Generasi Tanpa Malu, Bisa Maju?
Oleh: Anita Sya’ban*
Dilansir dari viva.co.id pada Kamis, 19 Januari 2023, Pengadilan Agama Malang kelas I A, mendapat 199 dispensasi pernikahan sepanjang tahun 2022. Dari angka itu, 99 persen pengajuan karena hamil di luar nikah.
Marah, malu, kecewa dan sedih setidaknya pasti ada dalam emosi kita menerima berita tersebut. Kemerosotan akhlak makin terjun bebas. Apalagi kehidupan sekuler saat ini memang menyuburkan perilaku-perilaku di luar norma. Terlebih jika membawa nama hak asasi. Seolah melegalkan dan menormalisasi perbuatan zina yang Allah nyatakan sebagai perbuatan keji dan suatu jalan yang buruk sesuai dengan Q.S Al-Isra: 32.
Sudah barang tentu marak berbagai musibah dialami masyarakat sekarang. Karena dengan maraknya perzinahan tentu mengundang azab Allah, yang amatlah pedih. Sebagaimana sesuai hadits Rasulullah shalallahu alaihi wassalam, “Jika zina dan riba telah tersebar luas di suatu negeri maka sungguh mereka telah menghalalkan azab Allah bagi diri mereka sendiri” (HR. Al Hakim, Baihaqi dan ath Thabrani).
Sebagai konsekuensi yang merupakan hukum syara’ diantaranya adalah tiada nasab ayahnya bagi anak dari hasil perzinahan, tiada pembagian waris dari jalur ayah bagi anak tersebut, karena anak tersebut dinyatakan sebagai anak ibunya. Problem lainnya yaitu timbul penyakit menular seksual diantaranya HIV Aids. Namun kian hari justru makin bertambah jumlah peristiwa yang terjadi.
Terlebih hal tersebut menimpa kalangan remaja yang seharusnya menjadi generasi yang akan melanjutkan perjuangan dan sebagai tonggak kebangkitan umat. Namun justru remaja lebih mengejar kebahagiaan semu duniawi yang berupa ketenaran dan materi semata.
Hal tersebut tentunya membutuhkan solusi tepat. Bukan sekadar solusi abal-abal. Solusi terbaik adalah dari Islam. Secara tegas telah diatur bahwa kehidupan laki-laki dan perempuan berbeda, yakni terpisah. Kec ituali dalam hal yang diperbolehkan oleh syara. Mulai dari menundukkan pandangan (ghadul bashar) bagi lelaki dan perempuan, larangan berkhalwat (berduaan dengan lelaki yang bukan mahram), tidak bercampur baur (ikhtilat), bahkan berpuasa apabila seorang laki-laki belum dapat memenuhi syarat untuk menikah. Sebab nikah adalah solusi bagi lawan jenis untuk bisa menyalurkan naluri berkasih sayangnya.

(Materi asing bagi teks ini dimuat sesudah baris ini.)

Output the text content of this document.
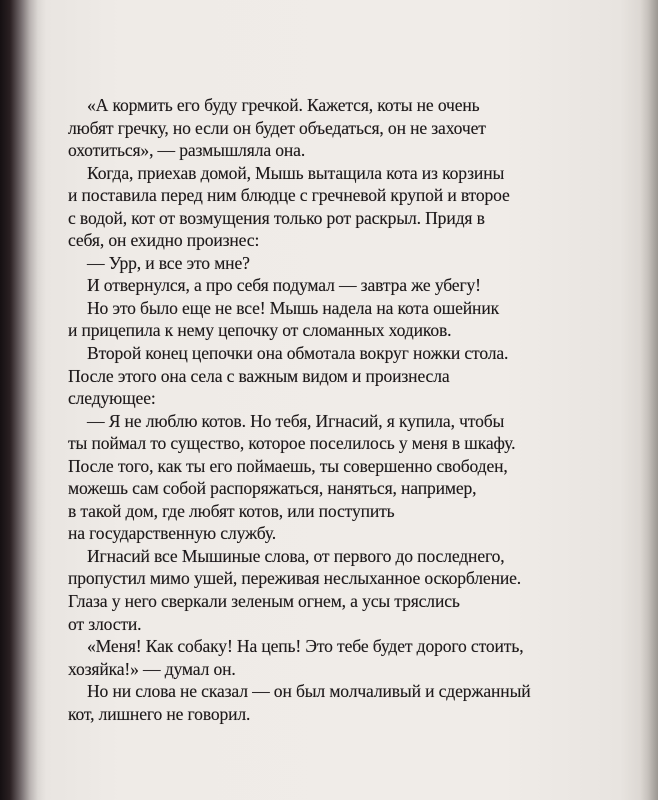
«А кормить его буду гречкой. Кажется, коты не очень
любят гречку, но если он будет объедаться, он не захочет
охотиться», — размышляла она.
Когда, приехав домой, Мышь вытащила кота из корзины
и поставила перед ним блюдце с гречневой крупой и второе
с водой, кот от возмущения только рот раскрыл. Придя в
себя, он ехидно произнес:
— Урр, и все это мне?
И отвернулся, а про себя подумал — завтра же убегу!
Но это было еще не все! Мышь надела на кота ошейник
и прицепила к нему цепочку от сломанных ходиков.
Второй конец цепочки она обмотала вокруг ножки стола.
После этого она села с важным видом и произнесла
следующее:
— Я не люблю котов. Но тебя, Игнасий, я купила, чтобы
ты поймал то существо, которое поселилось у меня в шкафу.
После того, как ты его поймаешь, ты совершенно свободен,
можешь сам собой распоряжаться, наняться, например,
в такой дом, где любят котов, или поступить
на государственную службу.
Игнасий все Мышиные слова, от первого до последнего,
пропустил мимо ушей, переживая неслыханное оскорбление.
Глаза у него сверкали зеленым огнем, а усы тряслись
от злости.
«Меня! Как собаку! На цепь! Это тебе будет дорого стоить,
хозяйка!» — думал он.
Но ни слова не сказал — он был молчаливый и сдержанный
кот, лишнего не говорил.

Perasaan berkasih sayang merupakan fitrah, yaitu naluri (gharizah nau) bagi manusia. Dengan salah satu tujuannya adalah memperoleh keturunan. Tidak melakukan pengekangan terhadap naluri tersebut namun menyalurkannya pada yang tepat lagi halal.

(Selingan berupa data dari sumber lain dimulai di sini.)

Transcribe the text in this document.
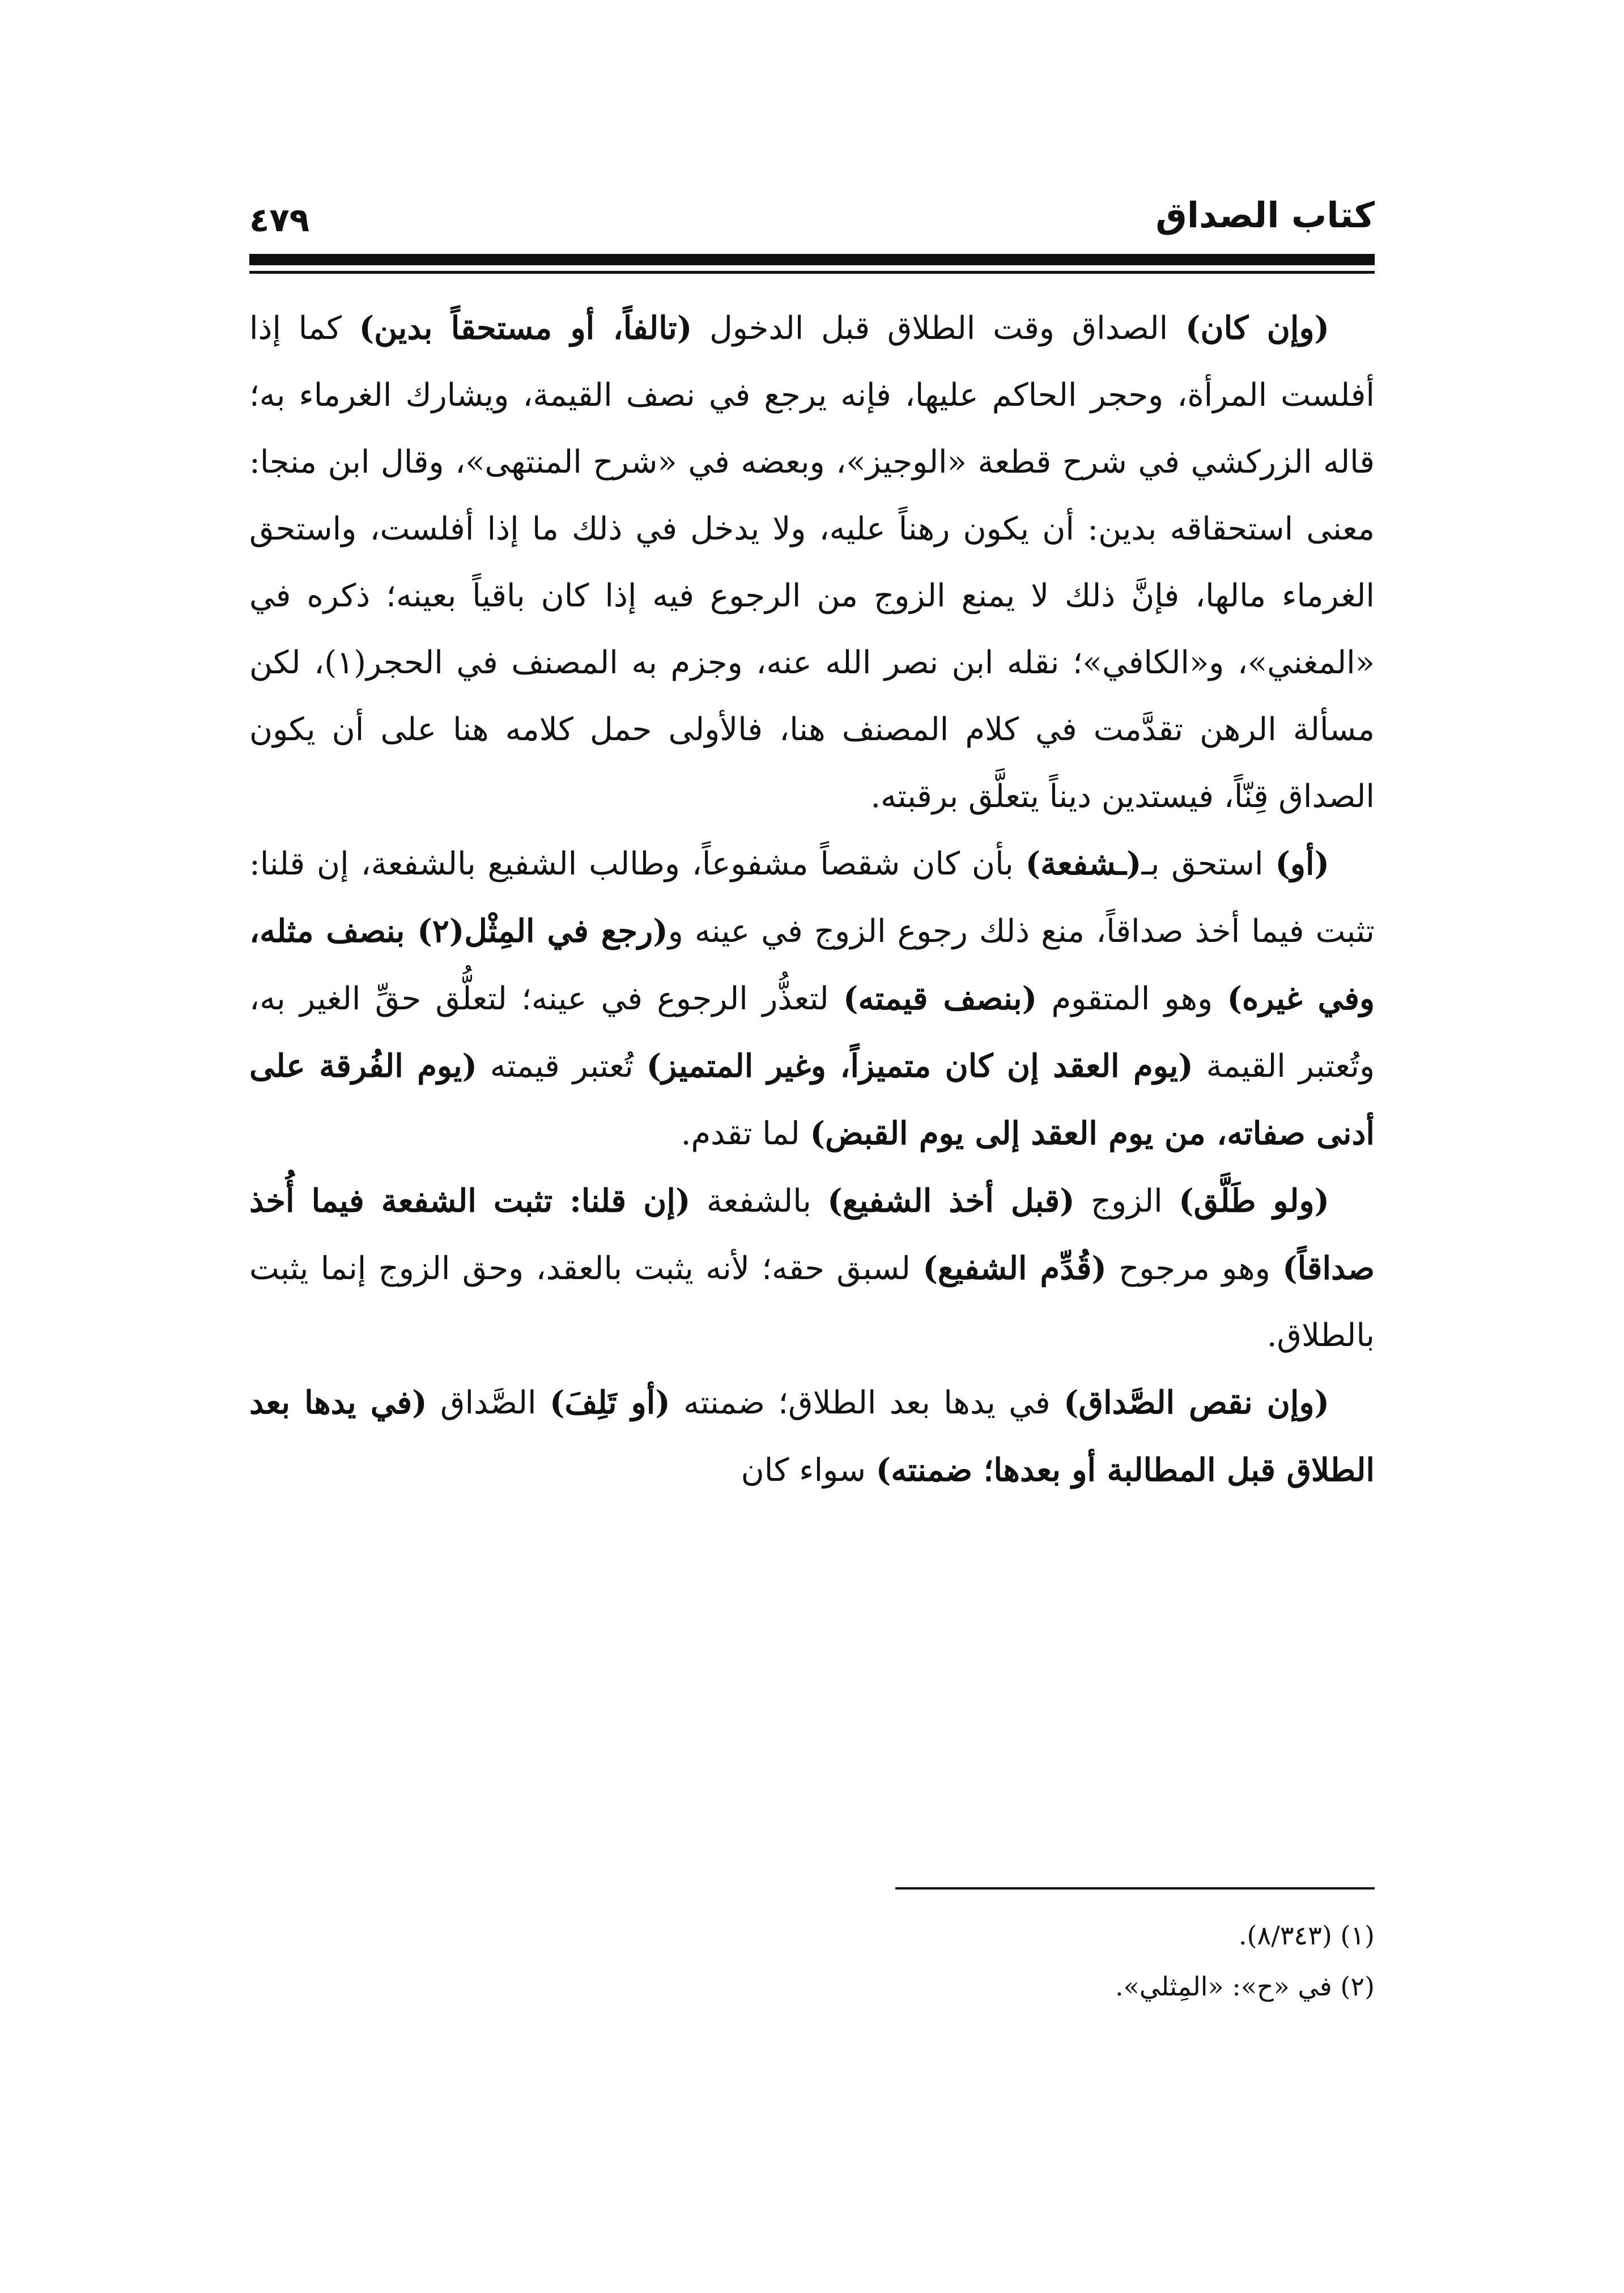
كتاب الصداق
٤٧٩

(وإن كان) الصداق وقت الطلاق قبل الدخول (تالفاً، أو مستحقاً بدين) كما إذا أفلست المرأة، وحجر الحاكم عليها، فإنه يرجع في نصف القيمة، ويشارك الغرماء به؛ قاله الزركشي في شرح قطعة «الوجيز»، وبعضه في «شرح المنتهى»، وقال ابن منجا: معنى استحقاقه بدين: أن يكون رهناً عليه، ولا يدخل في ذلك ما إذا أفلست، واستحق الغرماء مالها، فإنَّ ذلك لا يمنع الزوج من الرجوع فيه إذا كان باقياً بعينه؛ ذكره في «المغني»، و«الكافي»؛ نقله ابن نصر الله عنه، وجزم به المصنف في الحجر(١)، لكن مسألة الرهن تقدَّمت في كلام المصنف هنا، فالأولى حمل كلامه هنا على أن يكون الصداق قِنّاً، فيستدين ديناً يتعلَّق برقبته.

(أو) استحق بـ(ـشفعة) بأن كان شقصاً مشفوعاً، وطالب الشفيع بالشفعة، إن قلنا: تثبت فيما أخذ صداقاً، منع ذلك رجوع الزوج في عينه و(رجع في المِثْل(٢) بنصف مثله، وفي غيره) وهو المتقوم (بنصف قيمته) لتعذُّر الرجوع في عينه؛ لتعلُّق حقِّ الغير به، وتُعتبر القيمة (يوم العقد إن كان متميزاً، وغير المتميز) تُعتبر قيمته (يوم الفُرقة على أدنى صفاته، من يوم العقد إلى يوم القبض) لما تقدم.

(ولو طَلَّق) الزوج (قبل أخذ الشفيع) بالشفعة (إن قلنا: تثبت الشفعة فيما أُخذ صداقاً) وهو مرجوح (قُدِّم الشفيع) لسبق حقه؛ لأنه يثبت بالعقد، وحق الزوج إنما يثبت بالطلاق.

(وإن نقص الصَّداق) في يدها بعد الطلاق؛ ضمنته (أو تَلِفَ) الصَّداق (في يدها بعد الطلاق قبل المطالبة أو بعدها؛ ضمنته) سواء كان

(١) (٨/٣٤٣).

(٢) في «ح»: «المِثلي».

Bagaimana zina makin marak terjadi, salah satunya adalah hilangnya rasa malu pada diri, terutama pada wanita. Padahal menurut Ibnu Abbas mengatakan, “Rasa malu dan iman itu satu ikatan”. Jika dicabut salah satunya, maka akan diikuti oleh yang lain.
Apalagi saat ini menutup aurat dan menjaga diri dianggap bentuk pengekangan terhadap wanita, sedangkan berpakaian terbuka adalah bentuk kemodernan dan open minded. Terlebih dukungan feminis dengan slogannya “my body, my authority”. Semakin menenggelamkan rasa malu hingga hilang tanpa bekas.
Malu merupakan akhlak Islam. Malu dapat menjaga kita dari perbuatan maksiat. Ketika rasa malu telah tercerabut dalam diri, seseorang akan dengan mudahnya melakukan apapun yang dilarang oleh syara. Kemanakah hilangnya rasa malu yang mestinya kita jaga keberadaannya?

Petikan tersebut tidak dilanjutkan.